What kind of person wants to stop a cancer victim from easing nausea and cramps, or even god forbid getting a little high? Ashcroft, of course, who has a sort of puritanical zeal I haven’t seen since I went to see a high school production of The Crucible. He really does fit the cookie-cutter definition of puritan: “terrified by the idea that someone, somewhere, is having fun.” Besides, illness is punishment from Gawd! You know what causes cancer and AIDS, right? SIN! I can’t wait for the old fuck to get bowel cancer. I can’t wait to hear that the chemotherapy made him vomit until he ruptured his diaphragm and tore his esophagus, that he died from massive internal bleeding and suffocation as the necrotic growth from his bedsores spread, suppurating, across his atrophied pudenda.

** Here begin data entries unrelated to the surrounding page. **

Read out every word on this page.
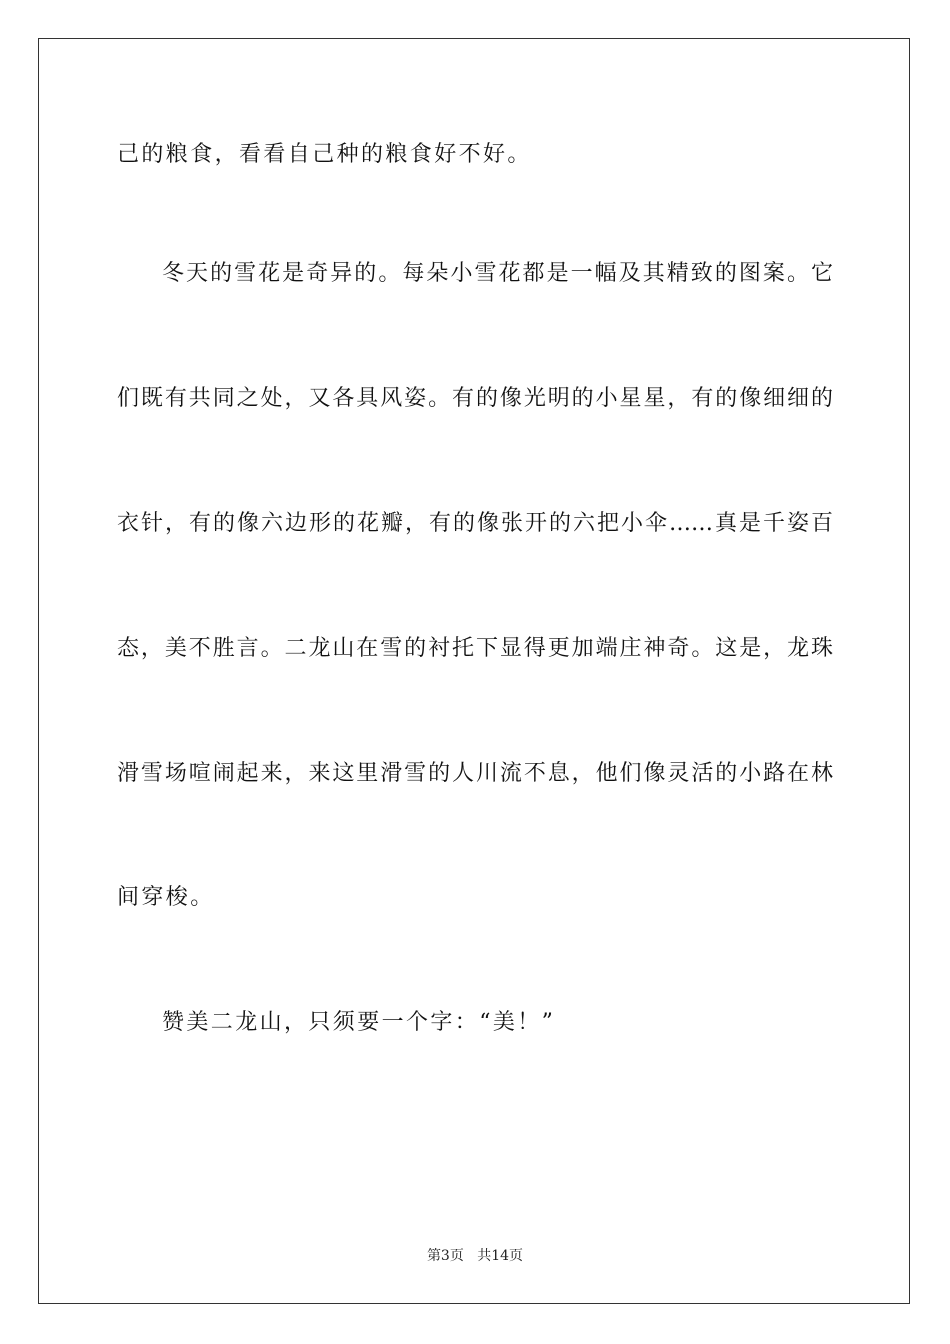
己的粮食，看看自己种的粮食好不好。
冬天的雪花是奇异的。每朵小雪花都是一幅及其精致的图案。它
们既有共同之处，又各具风姿。有的像光明的小星星，有的像细细的
衣针，有的像六边形的花瓣，有的像张开的六把小伞……真是千姿百
态，美不胜言。二龙山在雪的衬托下显得更加端庄神奇。这是，龙珠
滑雪场喧闹起来，来这里滑雪的人川流不息，他们像灵活的小路在林
间穿梭。
赞美二龙山，只须要一个字：“美！”
第3页 共14页
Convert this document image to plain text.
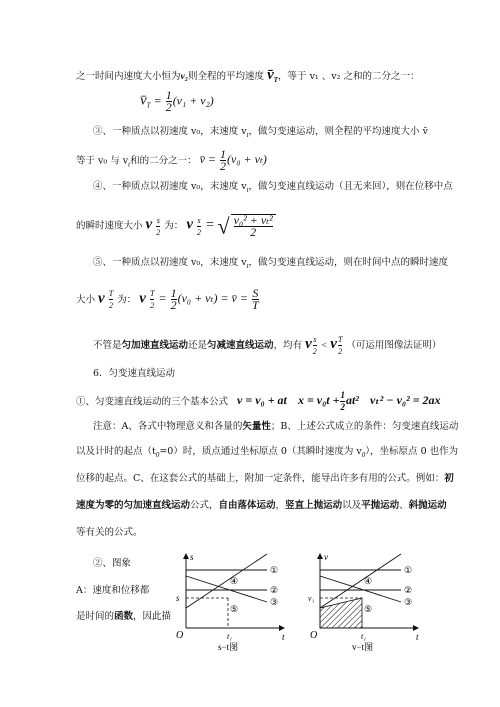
之一时间内速度大小恒为v₂则全程的平均速度 $v̄_T$，等于 v₁ 、v₂ 之和的二分之一：
$v̄_T = \frac{1}{2} (v_1 + v_2)$
③、一种质点以初速度 v₀，末速度 $v_t$，做匀变速运动，则全程的平均速度大小 v̄
等于 v₀ 与 $v_t$和的二分之一： v̄ = $\frac{1}{2} (v_0 + v_t)$
④、一种质点以初速度 v₀，末速度 $v_t$，做匀变速直线运动（且无来回），则在位移中点
的瞬时速度大小 v $\frac{s}{2}$ 为： v $\frac{s}{2}$ = √ $\frac{\text{v₀² + vₜ²}}{2}$
⑤、一种质点以初速度 v₀，末速度 $v_t$，做匀变速直线运动，则在时间中点的瞬时速度
大小 v $\frac{T}{2}$ 为： v $\frac{T}{2} = \frac{1}{2} (v_0 + v_t)$ = v̄ = $\frac{S}{T}$
不管是匀加速直线运动还是匀减速直线运动，均有 v $\frac{s}{2} < v \frac{T}{2}$ （可运用图像法证明）
6．匀变速直线运动
①、匀变速直线运动的三个基本公式 v = v₀ + at $x = v_0t + \frac{1}{2} at^2$ vₜ² − v₀² = 2ax
注意：A、各式中物理意义和各量的矢量性；B、上述公式成立的条件：匀变速直线运动
以及计时的起点$(t_0=0)$时，质点通过坐标原点 0（其瞬时速度为 $v_0$），坐标原点 0 也作为
位移的起点。C、在这套公式的基础上，附加一定条件，能导出许多有用的公式。例如：初
速度为零的匀加速直线运动公式，自由落体运动，竖直上抛运动以及平抛运动、斜抛运动
等有关的公式。
②、图象
A：速度和位移都
是时间的函数，因此描
s
t
O
s
t₁
①
②
③
④
⑤
s−t图
v
t
O
v₁
t₁
①
②
③
④
⑤
v−t图
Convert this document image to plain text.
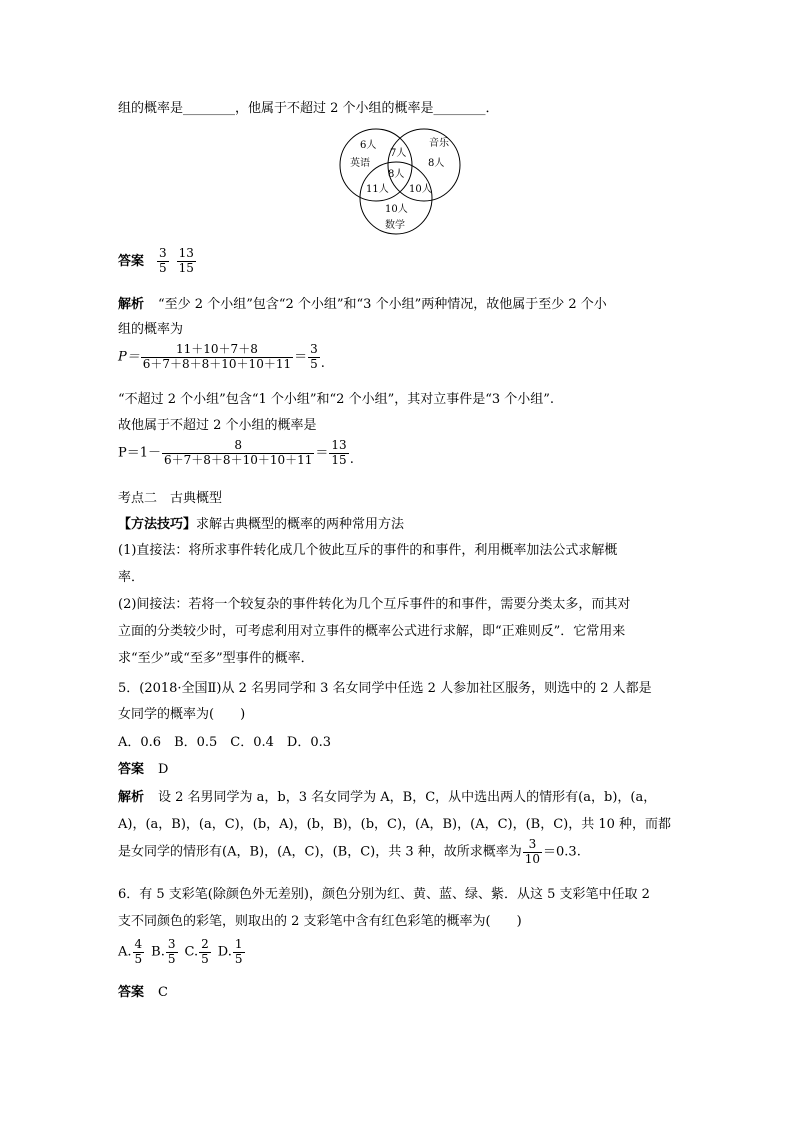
组的概率是________，他属于不超过 2 个小组的概率是________．
6人
英语
音乐
8人
7人
8人
11人 10人
10人
数学
答案 $\frac{3}{5} \frac{13}{15}$
解析 “至少 2 个小组”包含“2 个小组”和“3 个小组”两种情况，故他属于至少 2 个小
组的概率为
$P= \frac{11+10+7+8}{6+7+8+8+10+10+11} = \frac{3}{5}$ .
“不超过 2 个小组”包含“1 个小组”和“2 个小组”，其对立事件是“3 个小组”.
故他属于不超过 2 个小组的概率是
$P=1- \frac{8}{6+7+8+8+10+10+11} = \frac{13}{15}$ .
考点二　古典概型
【方法技巧】求解古典概型的概率的两种常用方法
(1)直接法：将所求事件转化成几个彼此互斥的事件的和事件，利用概率加法公式求解概
率．
(2)间接法：若将一个较复杂的事件转化为几个互斥事件的和事件，需要分类太多，而其对
立面的分类较少时，可考虑利用对立事件的概率公式进行求解，即“正难则反”．它常用来
求“至少”或“至多”型事件的概率．
5．(2018·全国Ⅱ)从 2 名男同学和 3 名女同学中任选 2 人参加社区服务，则选中的 2 人都是
女同学的概率为(　　)
A．0.6　B．0.5　C．0.4　D．0.3
答案 D
解析 设 2 名男同学为 a，b，3 名女同学为 A，B，C，从中选出两人的情形有(a，b)，(a，
A)，(a，B)，(a，C)，(b，A)，(b，B)，(b，C)，(A，B)，(A，C)，(B，C)，共 10 种，而都
是女同学的情形有(A，B)，(A，C)，(B，C)，共 3 种，故所求概率为 $\frac{3}{10} =0.3$.
6．有 5 支彩笔(除颜色外无差别)，颜色分别为红、黄、蓝、绿、紫．从这 5 支彩笔中任取 2
支不同颜色的彩笔，则取出的 2 支彩笔中含有红色彩笔的概率为(　　)
A. $\frac{4}{5} B$. $\frac{3}{5} C$. $\frac{2}{5} D$. $\frac{1}{5}$
答案 C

That was kind of mean. On the other hand, it consists of statements of opinion and/or true fact, so although it violates the rules of taste and prudence, it is not actually libel.

Home Again

Spent the weekend back home in Charlottesville, VA. The trees and grass and flowers had budded but most were still tinged with the gold of immature shoots. The clouds seemed to filter out all the blue light, as well, and the entire world was preternaturally green. I’d forgotten how much concrete and asphalt surrounds me up here.

We went out to visit my uncle and his new litter of puppies. Got one, two good pix of Mom with them, and one in which I manage to avoid looking too goofy. Plus a rival for the throne of silly captioning currently occupied by Melvin the Beagle. And of course one plain old incredibly cute puppy on incredibly green grass.

I should also note that David, shown here manicuring the dogs, has had significant success as both breeder and judge of bull terriers, and in addition runs a successful small business. He drives a Mini Cooper S, and is a charming and erudite conversationalist. Also, despite his shocking resemblance to the Molson Man, he is single.